If China's satellites and spies were working properly, there would have been a flood of unsettling intelligence flowing into the Beijing headquarters of the Chinese navy last week. A new class of U.S. superweapon had suddenly surfaced nearby. It was an Ohio-class submarine, which for decades carried only nuclear missiles targeted against the Soviet Union, and then Russia. But this one was different: for nearly three years, the U.S. Navy has been dispatching modified "boomers" to who knows where (they do travel underwater, after all). Four of the 18 ballistic-missile subs no longer carry nuclear-tipped Trident missiles. Instead, they hold up to 154 Tomahawk cruise missiles each, capable of hitting anything within 1,000 miles with non-nuclear warheads.
Their capability makes watching these particular submarines especially interesting. The 14 Trident-carrying subs are useful in the unlikely event of a nuclear Armageddon, and Russia remains their prime target. But the Tomahawk-outfitted quartet carries a weapon that the U.S. military has used repeatedly against targets in Afghanistan, Bosnia, Iraq and Sudan.

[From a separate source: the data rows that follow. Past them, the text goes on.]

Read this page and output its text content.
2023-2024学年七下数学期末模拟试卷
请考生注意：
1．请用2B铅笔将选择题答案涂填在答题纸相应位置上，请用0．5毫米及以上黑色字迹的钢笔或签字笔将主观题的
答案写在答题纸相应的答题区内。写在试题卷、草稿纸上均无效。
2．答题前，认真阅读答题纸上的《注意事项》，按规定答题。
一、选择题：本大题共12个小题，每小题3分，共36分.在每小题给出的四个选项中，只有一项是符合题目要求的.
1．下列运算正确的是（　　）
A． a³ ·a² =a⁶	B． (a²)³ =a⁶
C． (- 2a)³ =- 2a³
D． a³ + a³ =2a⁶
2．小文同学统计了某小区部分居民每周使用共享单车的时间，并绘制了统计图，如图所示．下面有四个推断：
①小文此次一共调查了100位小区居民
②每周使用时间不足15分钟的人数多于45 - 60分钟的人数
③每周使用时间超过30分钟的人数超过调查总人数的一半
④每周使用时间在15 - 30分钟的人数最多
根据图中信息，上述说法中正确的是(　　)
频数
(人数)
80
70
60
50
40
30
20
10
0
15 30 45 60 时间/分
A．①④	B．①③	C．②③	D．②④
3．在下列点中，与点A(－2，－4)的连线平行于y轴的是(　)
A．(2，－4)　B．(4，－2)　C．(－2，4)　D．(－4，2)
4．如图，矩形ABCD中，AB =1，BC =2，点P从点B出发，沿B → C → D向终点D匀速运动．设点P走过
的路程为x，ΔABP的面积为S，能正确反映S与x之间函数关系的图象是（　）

That's why alarm bells would have sounded in Beijing on June 28 when the Tomahawk-laden 560-ft. U.S.S. Ohio popped up in the Philippines' Subic Bay. More alarms were likely sounded when the U.S.S. Michigan arrived in Pusan, South Korea, on the same day. And the Klaxons would have maxed out as the U.S.S. Florida surfaced, also on the same day, at the joint U.S.-British naval base on Diego Garcia, a flyspeck of an island in the Indian Ocean. In all, the Chinese military awoke to find as many as 462 new Tomahawks deployed by the U.S. in its neighborhood. "There's been a decision to bolster our forces in the Pacific," says Bonnie Glaser, a China expert at the Center for Strategic and International Studies in Washington. "There is no doubt that China will stand up and take notice."